Mobia’s analysis of the first quarter of car registrations in Belgium points to a structural shift that goes beyond monthly fluctuations: the private buyer – and Tesla – has found its way back to the car market. Electric cars are slowly gaining traction in the second-hand market, but an oil price spike effect has not yet been clearly observed.
The Belgian automotive market entered a new phase in the first quarter of 2026. Three structural trends define the picture: private buyers are returning to the new-car market at a pace not seen in years, the electrification of that market has entered a consolidation phase, and the used-car segment is quietly becoming the main channel for privately bought electric vehicles.
Saturated fleets
The headline number from Febiacs’s first quarter data? Individual buyers accounted for 48.8% of new car registrations, up 7.1% from the full-year 2025 figure (41.7%). The professional segment, which has long dominated, fell to 51.2% (58.3% last year).
Two converging forces explain the shift. On the one hand, the market is witnessing a gradual normalization of private purchasing after several turbulent years marked by inflation, supply disruptions, and shifting fiscal rules. On the other hand, fleets are facing saturation.
In preparation for the reshaped fiscal system, which took effect at the beginning of the year, the professional segment was largely renewed over the past few years. These cars are not yet due for replacement.
Two markets, two powertrains
But, as usual, what sets private and professional buyers apart is what they are actually buying. Fully electric vehicles dominate fleet purchasing, accounting for 59.5% of all professional registrations, with gasoline relegated to a supporting role (26.9%) and hybrids – both plug-in and conventional – serving as transitional options.
The private market tells a completely different story. Gasoline accounts for 62.8% of private new car registrations. Non-plug-in hybrids (HEVs) have become the preferred electrified alternative, accounting for 20.3% of private sales. Full battery-electric cars account for just 8.7% of individual purchases. The contrast remains stark, and it goes directly to affordability and pragmatism.

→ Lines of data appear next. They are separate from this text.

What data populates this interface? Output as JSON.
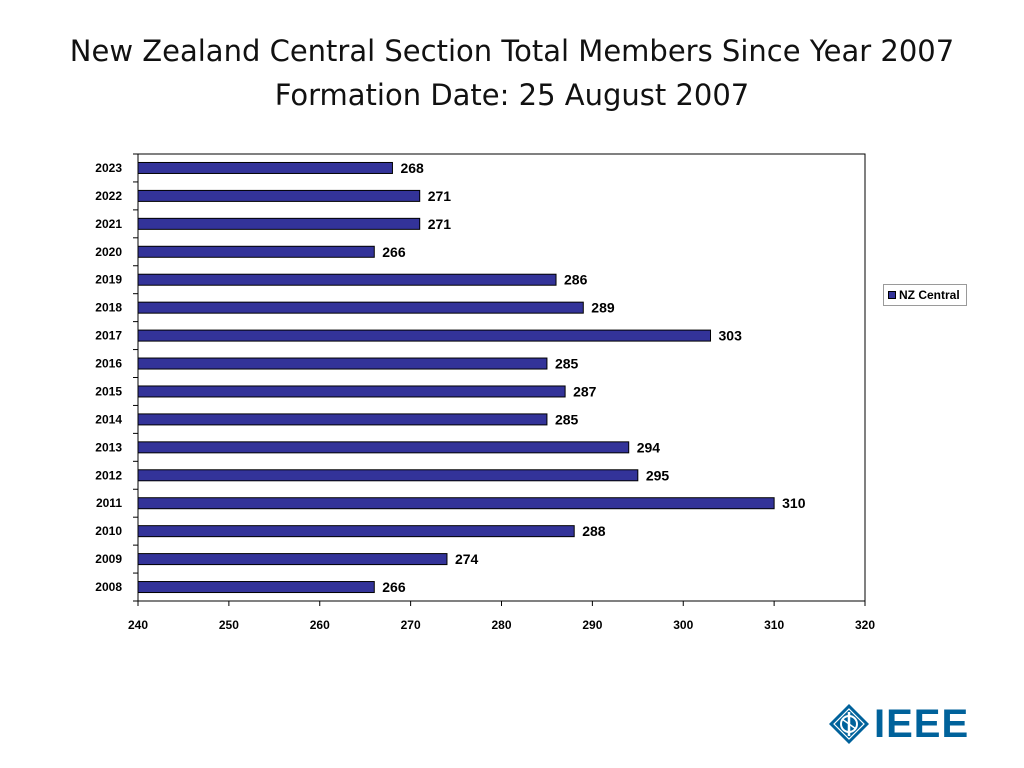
{
  "title_line1": "New Zealand Central Section Total Members Since Year 2007",
  "title_line2": "Formation Date: 25 August 2007",
  "legend": {
    "label": "NZ Central",
    "color": "#333399"
  },
  "logo": {
    "text": "IEEE",
    "icon": "ieee-diamond-icon",
    "color": "#00629b"
  },
  "chart_data": {
    "type": "bar",
    "orientation": "horizontal",
    "categories": [
      "2023",
      "2022",
      "2021",
      "2020",
      "2019",
      "2018",
      "2017",
      "2016",
      "2015",
      "2014",
      "2013",
      "2012",
      "2011",
      "2010",
      "2009",
      "2008"
    ],
    "series": [
      {
        "name": "NZ Central",
        "values": [
          268,
          271,
          271,
          266,
          286,
          289,
          303,
          285,
          287,
          285,
          294,
          295,
          310,
          288,
          274,
          266
        ]
      }
    ],
    "xlim": [
      240,
      320
    ],
    "xticks": [
      240,
      250,
      260,
      270,
      280,
      290,
      300,
      310,
      320
    ],
    "data_labels": true,
    "grid": false,
    "legend_position": "right",
    "bar_color": "#333399"
  }
}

Used EVs: the next chapter?
In the wake of the energy crisis, it is of particular interest to zoom in on the second-hand market for electric vehicles, where pricing is a much lower hurdle but favorable running costs are appealing amid high fuel prices.
With 9,997 units sold during the first quarter, their volume rose (spectacularly) 38.9% year-on-year. However, their overall market share remains modest at 5.5% (up from 4.6%).

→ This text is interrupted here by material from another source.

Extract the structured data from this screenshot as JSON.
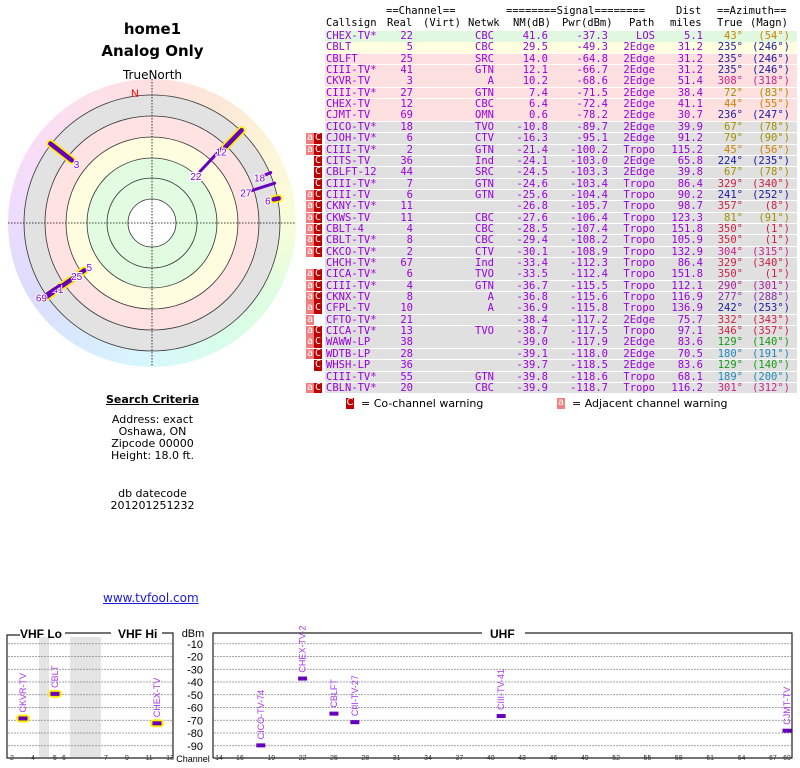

In contrast to the Netherlands, where private buyer interest in BEVs has soared by 50% due to the Iran crisis, the effect remains much more latent, while the used EV buyer profile is notably different in Belgium. The market is almost evenly split between private buyers (45%) and companies (55%).
Mind that across all powertrains, 90.7% of used car purchases are made by private individuals. The contrast shows how battery power still has a long way to go. As for regions, used BEV sales grew fastest in Brussels (56.7%). Still, Mobia describes the used car segment as “the next engine of the green transition.”
Tesla reigns
Across the new-car market as a whole, electrified powertrains (HEV, PHEV, and BEV combined) showed a slight dip of 2.9 percentage points (compared to the full-year 2025 figure), with the BEV share holding flat at 34.7%.
The biggest loser is the plug-in hybrid. PHEV share dropped to just 5.8%, continuing a decline that began when fiscal incentives for company car PHEVs were tightened. Diesel continued its structural erosion, now standing at 2.3%.
As for car models, the BMW X1 remains the overall winner across all powertrains, with 4,341 units. It is also the leading model in the professional market. The Dacia Sandero follows second (2,840 units), but leads in the private market. The Volkswagen T-Roc secures third place overall.
As for electric cars, any Tesla shame over Elon Musk’s political controversies has clearly withered. The Model Y sold 557 units more than the BMW iX1 during the first quarter of 2026. Also on the second-hand market, Tesla takes the top spots in the sales charts with Model 3 and Model Y.